Published on December 10th, 2012 | by John I.0
Apple’s 4th generation iPad A6X core
The 4th generation of iPads come powered by the new A6 "Extreme" processor (A6X), which claims to be one of the most effective cores ever integrated into a tablet. However, Apple hasn't shared much about it's latest product specifications, and all you get to live with is a blank "twice as fast then A5X" statement. If you're not satisfied with this statement, this article will give you a true insight over Apple's new top-of-the-range chip.
The new A6X is powered by the renowned ARMv7 architecture which comes pre-clocked at the impressive 1.4 Ghz speed. This is what makes this chip 2x faster than the previous generation of A5X processors (running on a custom build of Cortex A9). Unlike the past cores, the new A6X can also render graphical objects and textures at much higher speed, making it ideal for the new video-intensive apps. So, what's the secret behind all this?
Increased CPU Power
Apple has also included this powerful chip in their iPhone 5 flagship, but on the iPad 4 they increased the clock speed even more, up to an amazing dual 1.4 Ghz rate. And if the iPhone 5's A6X was already twice as fast as two standard A5 cores, imagine how powerful this new tablet really is.
Different GPU Architecture
When it comes to videos and multimedia content it seems that Apple has enhanced their new iPad's video card in order to make it more efficient. Thus, instead of jamming four SGX543 GPUs as they did in the iPad 3, it seems that Apple has doubled their number in order to speed up pixel rendering. It's also to be noted that in spite of featuring 4 PowerVR's chips in the iPad 3, two of them were used solely to keep up with the Retina display, which boasts an amazing 2048x1532 resolution.
Apple could have also doubled their clock frequency for their new iPad flagship in order to retain the same number of GPUs. That's very plausible since integrating 2x more graphical chips into the same space seems like a very tough goal to achieve, and Apple could have saved on their production costs by using this trick.
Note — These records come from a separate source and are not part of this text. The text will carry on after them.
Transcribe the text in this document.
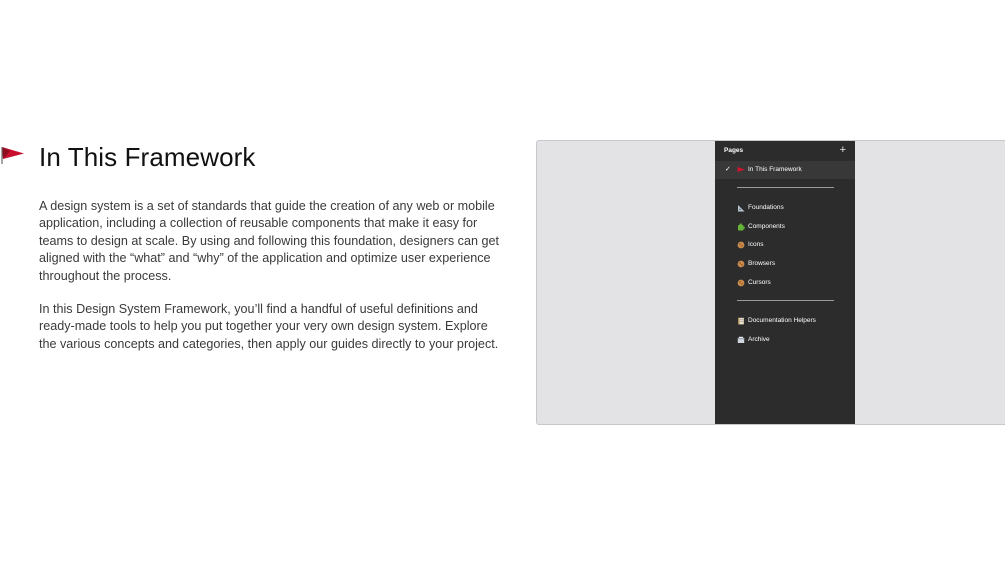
In This Framework

A design system is a set of standards that guide the creation of any web or mobile application, including a collection of reusable components that make it easy for teams to design at scale. By using and following this foundation, designers can get aligned with the “what” and “why” of the application and optimize user experience throughout the process.

In this Design System Framework, you’ll find a handful of useful definitions and ready-made tools to help you put together your very own design system. Explore the various concepts and categories, then apply our guides directly to your project.

Pages	+
✓	In This Framework
Foundations
Components
Icons
Browsers
Cursors
Documentation Helpers
Archive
Integrating a new generation of PowerVR cores (a more powerful one) is another possibility, although a quite unlikely one. The new PowerVR Series6 has been announced to begin sampling somewher in mid-2013, and only one processor is known to feature their new architecture. For this reason, a gimmicky in the SGX543's clock speed seems like the most credible version to double the iPad's 4 graphical capacities.
Increased battery life?
Apple claims that their new iPad can last for up to 10 hours of intensive use, which is 2 hours more than the iPad's 3 expectations. How is that possible? Well, the answer lies in the integration of their new A6X CPU and upgraded GPU cores. In order to efficiently insert them into the tablet, Apple has resorted to a more power efficient standard- the 32nm (compared to the previously used 45nm one). This allowed them to increase their device's power and battery life while maintaining the same dimensions.
Since Apple hasn't made any official announcements based on the insides of their new processor, one can only guess what lies beneath the iPad's case. However, we're quite confident that Apple gas paired two A6 ARMv7 cores and four upgraded PowerVR SGX543 GPUs in order to increase their tablet's performance. And given the success they rejoiced with the iPhone 5 flagship, iPad 4 is expected to remain on top of many tablets for quite some time.